Some recent cases and articles have proposed that an employee’s “character of employment,” which is usually understood to mean an employee’s rank within an employer’s organization, could become a less relevant factor in assessing notice periods. The traditional approach has been that higher-ranked employees are entitled to greater notice periods than lower-ranked employees. This two-part blog will examine both the traditional approach, and the emerging egalitarian approach.
Over the past 50 years, one of the most important factors that courts have considered in fixing notice periods has been the “character of employment.” This phrase has been interpreted to mean that employees who hold non-management positions, such as clerical, technical, customer service, or labour positions, are entitled to shorter notice periods upon dismissal. Managers and other highly-ranked employees are awarded longer notice periods, often receiving a month or more for each year of service.
It should be noted that the seminal decision in Canada establishing “character of employment” as a factor in fixing notice periods was the 1960 decision of the Ontario High Court (now the Superior Court of Justice) in Bardal v.
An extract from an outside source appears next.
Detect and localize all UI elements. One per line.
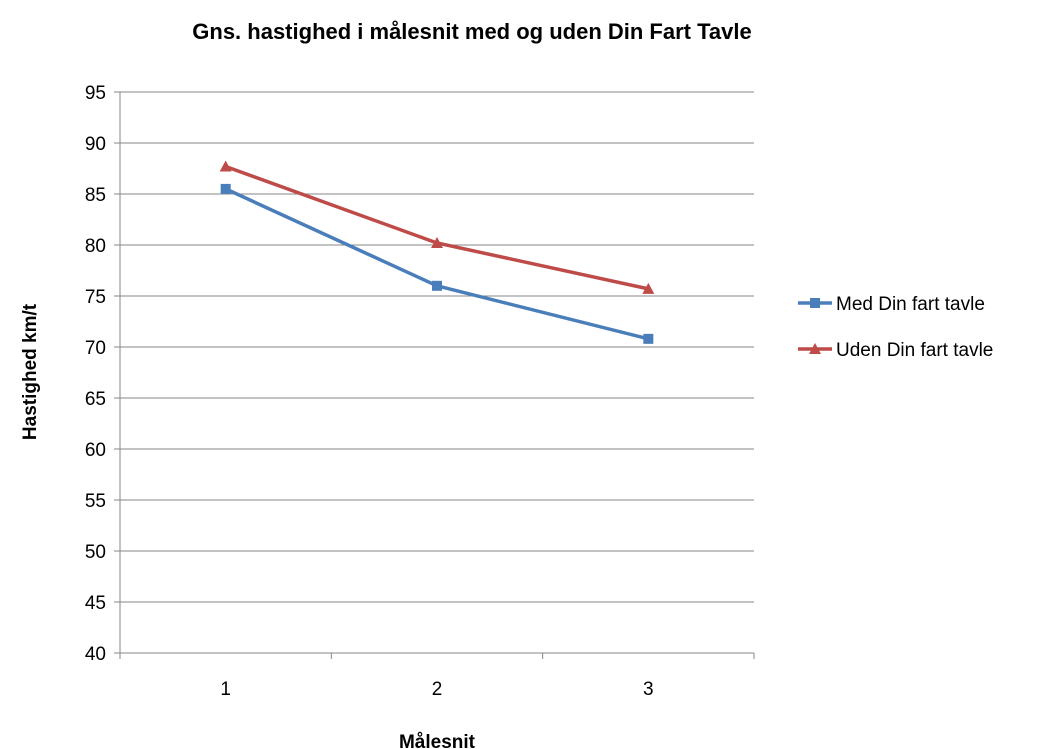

The Globe and Mail Ltd. As the law currently stands, “character of employment” is not a formal legal test, but simply a factor to be considered alongside several other factors. As the law continues to adapt to changing social values, there is a real question as to whether this factor will retain its preeminent position in the common law wrongful dismissal analysis.
Not surprisingly, the role of “character of employment” as a factor in wrongful dismissal cases has been challenged in the past. The presumption that high-ranking employees should generally be entitled to more notice than lower-ranking employees has not been well received by class-conscious stakeholders. Nevertheless, some significant lower-court decisions deviating from this approach have been overruled on appeal.
For example, in Cronk v. Canadian General Insurance Co., 1995 CanLII 814, the Court of Appeal for Ontario considered an appeal from a lower-court decision wherein the Plaintiff, Ms. Cronk, was awarded a lengthy notice period despite the clerical character of her employment. The lower court held that it did not make sense to award senior managers longer notice periods than clerical staff. An important part of the reasoning was that senior managers are typically better educated than clerical employees, and should therefore be more able to quickly find replacement employment, not less able, as the traditional approach had assumed.
In Cronk, the Court of Appeal disagreed with the lower-court. The Court of Appeal confirmed that a person with clerical skills is not entitled to a lengthy notice period, partly because a person working in a clerical capacity has skills that are more general, as compared to the specialized skills of a senior manager. The Court of Appeal was persuaded by the traditional logic which has been that clerical staff should find replacement employment quicker because clerical skills are more transferrable than specialized management skills. The Court of Appeal rejected the proposition that the “character of employment” factor is just another way to ask how long it should take the employee to find replacement employment.